Monsieur le rapporteur, l’amendement que vous nous soumettez pose de nombreux problèmes. Je veux croire que votre intention est de protéger la République, qui pourrait, selon une lecture rapide de notre texte, être assimilée au régime de Vichy. Toutefois, pour ce faire, vous effacez ce qu’ont subi les personnes homosexuelles en France au cours de cette période, ce qu’a très bien évoqué il y a un instant notre collègue Jean-Gérard Paumier.
Il n’est pas dans mon habitude de citer le président Chirac. Il me semble pourtant, puisqu’il est question de la distinction entre Vichy et la République, que le Président de la République a accompli le 16 juillet 1995 un acte important quant à la reconnaissance de la déportation des Juifs. Nous avons l’occasion de faire un geste similaire.
Aussi désagréable que ce soit, c’est un fait que certaines politiques ont connu une grande continuité entre Vichy et la IVe République. Ainsi des mesures de criminalisation des femmes qui avortaient : sous Vichy, elles étaient passibles de la peine de mort ; cette sentence a été supprimée sous la IVe République, mais la politique a perduré et s’est même intensifiée. En effet, ces femmes ont continué d’être poursuivies après 1946 ; pire encore, toutes les structures mises en place pour les identifier sous Vichy ont été renforcées ! Ce constat est désagréable à entendre, mais certaines politiques moralistes visant à pénaliser les droits sexuels et reproductifs des femmes et des homosexuels ont connu une certaine continuité.
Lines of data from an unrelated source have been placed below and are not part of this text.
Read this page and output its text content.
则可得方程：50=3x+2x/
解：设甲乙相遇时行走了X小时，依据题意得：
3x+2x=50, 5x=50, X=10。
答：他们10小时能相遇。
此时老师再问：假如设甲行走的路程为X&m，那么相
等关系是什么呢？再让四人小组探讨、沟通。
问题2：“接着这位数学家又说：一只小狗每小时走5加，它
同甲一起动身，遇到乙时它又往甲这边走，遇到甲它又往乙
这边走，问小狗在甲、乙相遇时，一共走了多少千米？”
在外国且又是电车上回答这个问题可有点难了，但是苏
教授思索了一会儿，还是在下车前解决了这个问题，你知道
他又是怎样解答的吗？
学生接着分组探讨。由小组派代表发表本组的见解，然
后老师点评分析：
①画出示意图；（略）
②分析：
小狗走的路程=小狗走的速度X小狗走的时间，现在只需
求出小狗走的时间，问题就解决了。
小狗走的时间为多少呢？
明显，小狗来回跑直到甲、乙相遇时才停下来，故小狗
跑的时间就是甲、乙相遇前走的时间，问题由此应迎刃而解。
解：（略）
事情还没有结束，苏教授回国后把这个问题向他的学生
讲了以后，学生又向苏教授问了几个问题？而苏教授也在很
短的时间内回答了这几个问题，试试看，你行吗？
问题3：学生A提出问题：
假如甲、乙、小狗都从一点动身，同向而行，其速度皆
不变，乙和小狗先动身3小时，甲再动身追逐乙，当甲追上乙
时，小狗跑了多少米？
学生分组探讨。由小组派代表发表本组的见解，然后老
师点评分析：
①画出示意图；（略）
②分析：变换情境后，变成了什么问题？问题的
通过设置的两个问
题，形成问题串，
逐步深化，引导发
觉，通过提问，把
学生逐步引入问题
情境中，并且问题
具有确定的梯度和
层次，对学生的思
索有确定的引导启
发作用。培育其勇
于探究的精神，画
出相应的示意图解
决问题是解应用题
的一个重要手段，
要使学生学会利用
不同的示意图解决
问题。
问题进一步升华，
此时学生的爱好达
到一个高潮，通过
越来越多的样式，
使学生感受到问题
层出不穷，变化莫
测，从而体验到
Par ailleurs, monsieur le rapporteur, c’est vous-même qui souhaitez introduire dans le texte la notion de « responsabilité ». Celle-ci ne figure pas dans la rédaction initiale de la proposition de loi, où on lit simplement : « la République française reconnaît et regrette ». Par ce glissement, vous excluez les homosexuels qui ont souffert et ont été déportés sous le régime de Vichy.